Des dames faisaient des achats dans le magasin. Je regardais le libraire. Je regardais les dames. Non ! je ne pouvais pas dire ce que j’avais à dire. Je lui achetai le Courrier de la Plata.

Je n’avais pas fait quinze mille kilomètres pour acheter le Courrier de la Plata. J’avisai le libraire. Je l’entraînai dans un coin :

— Voici, est-ce vous le patron ? Bien. Je viens pour une chose spéciale.

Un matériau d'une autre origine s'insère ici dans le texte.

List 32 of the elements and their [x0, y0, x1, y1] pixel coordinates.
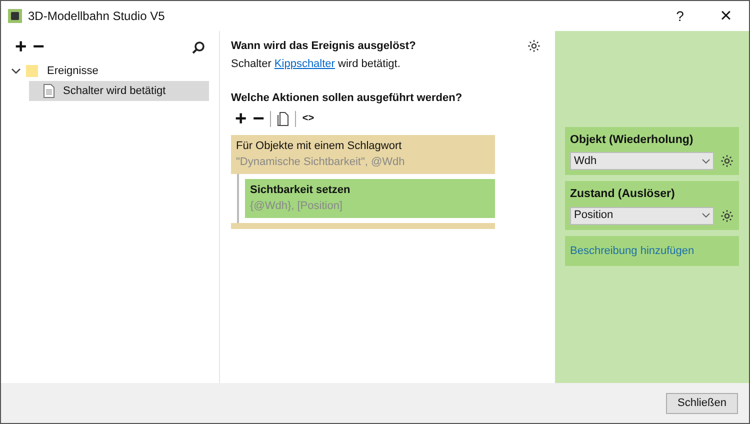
link[interactable]: Kippschalter [274, 58, 335, 70]
folder-icon [25, 64, 39, 78]
remove-button[interactable]: − [32, 37, 44, 57]
app-logo-icon [8, 9, 22, 23]
trigger-description: Schalter Kippschalter wird betätigt. [231, 56, 402, 72]
action-block[interactable]: Sichtbarkeit setzen {@Wdh}, [Position] [245, 178, 495, 218]
search-icon[interactable] [192, 40, 205, 54]
copy-icon[interactable] [277, 112, 290, 126]
remove-button[interactable]: − [252, 108, 264, 128]
settings-icon[interactable] [720, 154, 734, 168]
property-label: Objekt (Wiederholung) [570, 133, 694, 148]
section-heading: Welche Aktionen sollen ausgeführt werden? [231, 91, 464, 106]
close-button[interactable]: × [703, 1, 749, 31]
add-button[interactable]: + [15, 37, 27, 57]
tree-item[interactable]: Ereignisse [11, 61, 209, 81]
dropdown[interactable]: Position [570, 206, 714, 224]
chevron-icon [702, 213, 710, 218]
add-button[interactable]: + [235, 108, 247, 128]
chevron-icon[interactable] [11, 66, 21, 76]
chevron-icon [702, 158, 710, 164]
property-label: Zustand (Auslöser) [570, 187, 676, 202]
document-icon [43, 84, 55, 98]
window-title: 3D-Modellbahn Studio V5 [28, 8, 165, 25]
settings-icon[interactable] [720, 208, 734, 222]
dropdown[interactable]: Wdh [570, 152, 714, 170]
action-block[interactable]: Für Objekte mit einem Schlagwort "Dynamische Sichtbarkeit", @Wdh [231, 134, 495, 174]
settings-icon[interactable] [527, 39, 541, 54]
tree-item[interactable]: Schalter wird betätigt [29, 81, 209, 101]
code-button[interactable]: <> [302, 111, 314, 126]
close-dialog-button[interactable]: Schließen [666, 392, 738, 414]
help-button[interactable]: ? [657, 1, 703, 31]
section-heading: Wann wird das Ereignis ausgelöst? [231, 39, 416, 54]
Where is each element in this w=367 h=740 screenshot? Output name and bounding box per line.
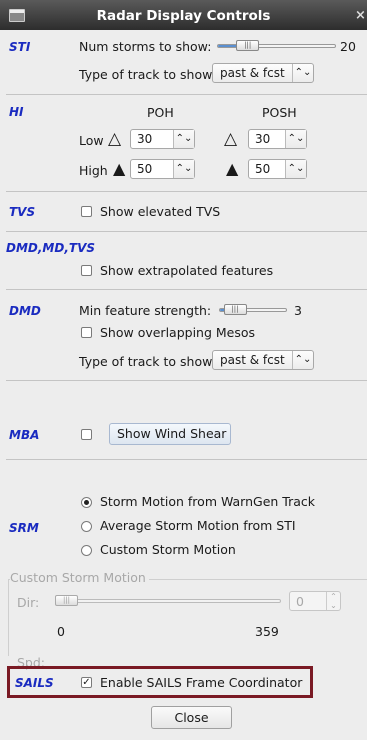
- section-label-dmd-md-tvs: DMD,MD,TVS: [6, 241, 95, 255]
- poh-low-value: 30: [137, 132, 153, 146]
- min-strength-label: Min feature strength:: [79, 303, 212, 318]
- posh-low-spinner[interactable]: 30 ⌃⌄: [248, 129, 307, 149]
- enable-sails-label[interactable]: Enable SAILS Frame Coordinator: [100, 675, 302, 690]
- section-label-tvs: TVS: [9, 205, 36, 219]
- chevron-updown-icon: ⌃⌄: [292, 351, 313, 369]
- low-triangle-icon: △: [224, 129, 238, 149]
- dir-spinner-value: 0: [296, 594, 304, 609]
- chevron-updown-icon[interactable]: ⌃⌄: [173, 130, 194, 148]
- section-label-dmd: DMD: [9, 304, 41, 318]
- sti-track-type-value: past & fcst: [220, 66, 285, 80]
- show-extrapolated-checkbox[interactable]: [81, 265, 92, 276]
- close-button[interactable]: Close: [151, 706, 232, 729]
- section-label-sti: STI: [9, 40, 31, 54]
- chevron-updown-icon: ⌃⌄: [326, 592, 340, 610]
- divider: [6, 94, 367, 95]
- posh-header: POSH: [262, 105, 297, 120]
- min-strength-slider-thumb[interactable]: |||: [223, 304, 247, 315]
- dmd-track-type-value: past & fcst: [220, 353, 285, 367]
- show-overlapping-mesos-checkbox[interactable]: [81, 327, 92, 338]
- srm-radio-custom[interactable]: [81, 545, 92, 556]
- high-label: High: [79, 163, 108, 178]
- num-storms-slider-thumb[interactable]: |||: [236, 40, 260, 51]
- dmd-track-type-combo[interactable]: past & fcst ⌃⌄: [212, 350, 314, 370]
- posh-low-value: 30: [255, 132, 271, 146]
- poh-high-spinner[interactable]: 50 ⌃⌄: [130, 159, 195, 179]
- divider: [6, 231, 367, 232]
- srm-option-average[interactable]: Average Storm Motion from STI: [100, 518, 296, 533]
- dir-min-label: 0: [57, 624, 65, 639]
- section-label-hi: HI: [9, 105, 24, 119]
- dir-spinner: 0 ⌃ ⌄: [289, 591, 341, 611]
- sti-track-type-combo[interactable]: past & fcst ⌃⌄: [212, 63, 314, 83]
- dir-label: Dir:: [17, 595, 40, 610]
- enable-sails-checkbox[interactable]: ✓: [81, 677, 92, 688]
- poh-high-value: 50: [137, 162, 153, 176]
- srm-radio-warngen[interactable]: [81, 497, 92, 508]
- dmd-track-type-label: Type of track to show:: [79, 354, 216, 369]
- min-strength-value: 3: [294, 303, 302, 318]
- poh-header: POH: [147, 105, 174, 120]
- low-label: Low: [79, 133, 104, 148]
- divider: [6, 459, 367, 460]
- num-storms-value: 20: [340, 39, 356, 54]
- low-triangle-icon: △: [108, 129, 122, 149]
- poh-low-spinner[interactable]: 30 ⌃⌄: [130, 129, 195, 149]
- num-storms-label: Num storms to show:: [79, 39, 212, 54]
- posh-high-spinner[interactable]: 50 ⌃⌄: [248, 159, 307, 179]
- chevron-updown-icon: ⌃⌄: [292, 64, 313, 82]
- show-wind-shear-label[interactable]: Show Wind Shear: [109, 423, 231, 445]
- srm-option-warngen[interactable]: Storm Motion from WarnGen Track: [100, 494, 315, 509]
- section-label-mba: MBA: [9, 428, 40, 442]
- divider: [6, 380, 367, 381]
- dir-slider-thumb: |||: [55, 595, 78, 606]
- sti-track-type-label: Type of track to show:: [79, 67, 216, 82]
- divider: [6, 191, 367, 192]
- divider: [6, 289, 367, 290]
- chevron-updown-icon[interactable]: ⌃⌄: [173, 160, 194, 178]
- chevron-updown-icon[interactable]: ⌃⌄: [285, 130, 306, 148]
- dir-max-label: 359: [255, 624, 279, 639]
- high-triangle-icon: ▲: [226, 159, 239, 178]
- show-extrapolated-label[interactable]: Show extrapolated features: [100, 263, 273, 278]
- show-overlapping-mesos-label[interactable]: Show overlapping Mesos: [100, 325, 255, 340]
- posh-high-value: 50: [255, 162, 271, 176]
- dir-slider: [56, 599, 281, 603]
- show-wind-shear-checkbox[interactable]: [81, 429, 92, 440]
- srm-radio-average[interactable]: [81, 521, 92, 532]
- title-bar[interactable]: Radar Display Controls ×: [0, 0, 367, 30]
- custom-storm-motion-title: Custom Storm Motion: [10, 570, 149, 585]
- show-elevated-tvs-label[interactable]: Show elevated TVS: [100, 204, 220, 219]
- srm-option-custom[interactable]: Custom Storm Motion: [100, 542, 236, 557]
- show-elevated-tvs-checkbox[interactable]: [81, 206, 92, 217]
- high-triangle-icon: ▲: [113, 159, 126, 178]
- window-title: Radar Display Controls: [96, 8, 271, 24]
- close-window-icon[interactable]: ×: [355, 8, 366, 23]
- num-storms-slider[interactable]: [217, 44, 336, 48]
- chevron-updown-icon[interactable]: ⌃⌄: [285, 160, 306, 178]
- section-label-srm: SRM: [9, 521, 39, 535]
- section-label-sails: SAILS: [15, 676, 54, 690]
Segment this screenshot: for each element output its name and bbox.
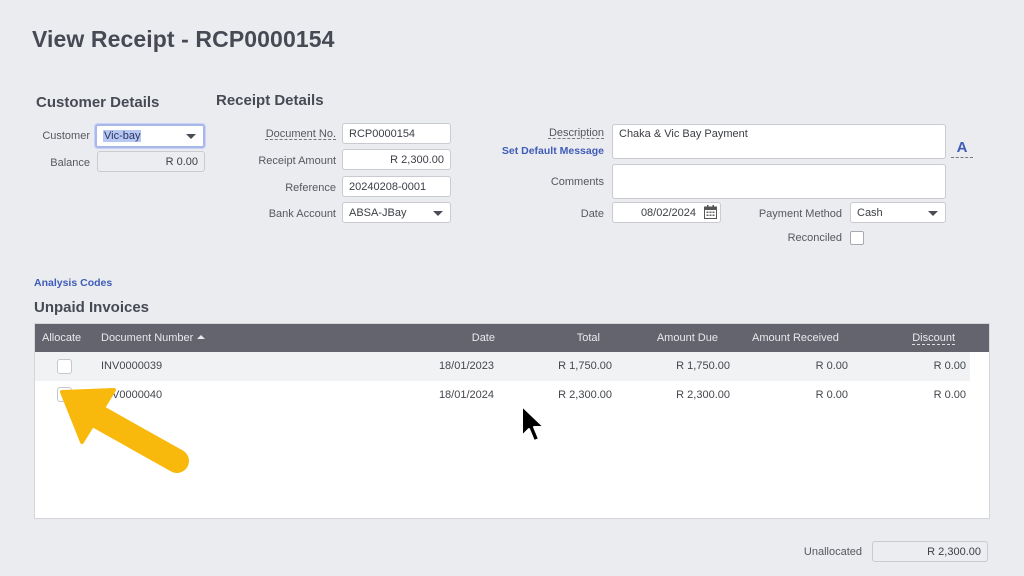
- payment-method-select[interactable]: Cash: [850, 202, 946, 223]
- receipt-amount-field[interactable]: R 2,300.00: [342, 149, 451, 170]
- cell-date: 18/01/2024: [438, 389, 494, 401]
- date-label: Date: [580, 208, 604, 220]
- cell-amount-due: R 2,300.00: [676, 389, 730, 401]
- comments-field[interactable]: [612, 164, 946, 199]
- allocate-checkbox[interactable]: [57, 387, 72, 402]
- sort-ascending-icon: [197, 335, 206, 339]
- payment-method-label: Payment Method: [758, 208, 842, 220]
- font-format-button[interactable]: A: [951, 140, 973, 158]
- unallocated-field: R 2,300.00: [872, 541, 988, 562]
- balance-field: R 0.00: [97, 151, 205, 172]
- document-no-field[interactable]: RCP0000154: [342, 123, 451, 144]
- column-total[interactable]: Total: [525, 332, 600, 344]
- balance-label: Balance: [50, 157, 90, 169]
- table-row: INV0000040 18/01/2024 R 2,300.00 R 2,300…: [35, 381, 970, 410]
- column-allocate[interactable]: Allocate: [42, 332, 81, 344]
- bank-account-label: Bank Account: [268, 208, 336, 220]
- table-row: INV0000039 18/01/2023 R 1,750.00 R 1,750…: [35, 352, 970, 381]
- document-no-label: Document No.: [265, 128, 336, 140]
- column-document-number[interactable]: Document Number: [101, 332, 206, 344]
- page-title: View Receipt - RCP0000154: [32, 26, 335, 52]
- allocate-checkbox[interactable]: [57, 359, 72, 374]
- customer-details-heading: Customer Details: [36, 94, 160, 111]
- cell-date: 18/01/2023: [438, 360, 494, 372]
- receipt-amount-label: Receipt Amount: [258, 155, 336, 167]
- cell-total: R 2,300.00: [558, 389, 612, 401]
- column-document-number-label: Document Number: [101, 332, 194, 344]
- mouse-cursor-icon: [521, 405, 545, 442]
- unallocated-label: Unallocated: [803, 546, 862, 558]
- cell-discount: R 0.00: [933, 389, 966, 401]
- column-date[interactable]: Date: [415, 332, 495, 344]
- cell-amount-received: R 0.00: [815, 389, 848, 401]
- description-label: Description: [548, 127, 604, 139]
- cell-document-number: INV0000039: [101, 360, 163, 372]
- chevron-down-icon: [928, 211, 938, 216]
- bank-account-select[interactable]: ABSA-JBay: [342, 202, 451, 223]
- reference-field[interactable]: 20240208-0001: [342, 176, 451, 197]
- analysis-codes-link[interactable]: Analysis Codes: [34, 277, 112, 289]
- reconciled-checkbox[interactable]: [850, 231, 864, 245]
- customer-value: Vic-bay: [103, 130, 142, 142]
- bank-account-value: ABSA-JBay: [349, 206, 407, 219]
- payment-method-value: Cash: [857, 206, 883, 219]
- comments-label: Comments: [550, 176, 604, 188]
- chevron-down-icon: [186, 134, 196, 139]
- date-value: 08/02/2024: [640, 206, 696, 219]
- cell-total: R 1,750.00: [558, 360, 612, 372]
- reconciled-label: Reconciled: [787, 232, 842, 244]
- customer-select[interactable]: Vic-bay: [95, 124, 205, 148]
- unpaid-invoices-table: Allocate Document Number Date Total Amou…: [34, 323, 990, 519]
- receipt-details-heading: Receipt Details: [216, 92, 324, 109]
- customer-label: Customer: [42, 130, 90, 142]
- reference-label: Reference: [285, 182, 336, 194]
- calendar-icon[interactable]: [704, 205, 717, 224]
- cell-amount-due: R 1,750.00: [676, 360, 730, 372]
- cell-document-number: INV0000040: [101, 389, 163, 401]
- table-header: Allocate Document Number Date Total Amou…: [35, 324, 989, 352]
- cell-discount: R 0.00: [933, 360, 966, 372]
- description-field[interactable]: Chaka & Vic Bay Payment: [612, 124, 946, 159]
- cell-amount-received: R 0.00: [815, 360, 848, 372]
- column-discount[interactable]: Discount: [885, 332, 955, 344]
- column-amount-due[interactable]: Amount Due: [635, 332, 718, 344]
- set-default-message-link[interactable]: Set Default Message: [484, 145, 604, 157]
- unpaid-invoices-heading: Unpaid Invoices: [34, 299, 150, 316]
- chevron-down-icon: [433, 211, 443, 216]
- column-amount-received[interactable]: Amount Received: [752, 332, 839, 344]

Votre librairie est le rendez-vous des Français trafiquants de femmes…

Ce fut du joli ! Je m’y attendais.

— Calmez-vous !

Je voyais un libraire en fureur. Un libraire ou un éditeur en fureur c’est un beau spectacle pour un misérable auteur. On peut toujours espérer qu’ils en mourront !

— Vous êtes leur poste restante. Leurs lettres sont adressées ici. Ici ils viennent les chercher. J’en sais presque autant que vous. Si vous ne vous étiez pas fâché je me serais expliqué, déjà. Voulez-vous que je m’explique ?

— Alors passons ici.

C’était une arrière-boutique. Des livres occupaient les chaises : des Giraudoux, des Morand, des François Mauriac. Je ne pouvais pourtant pas m’asseoir sur ces Messieurs.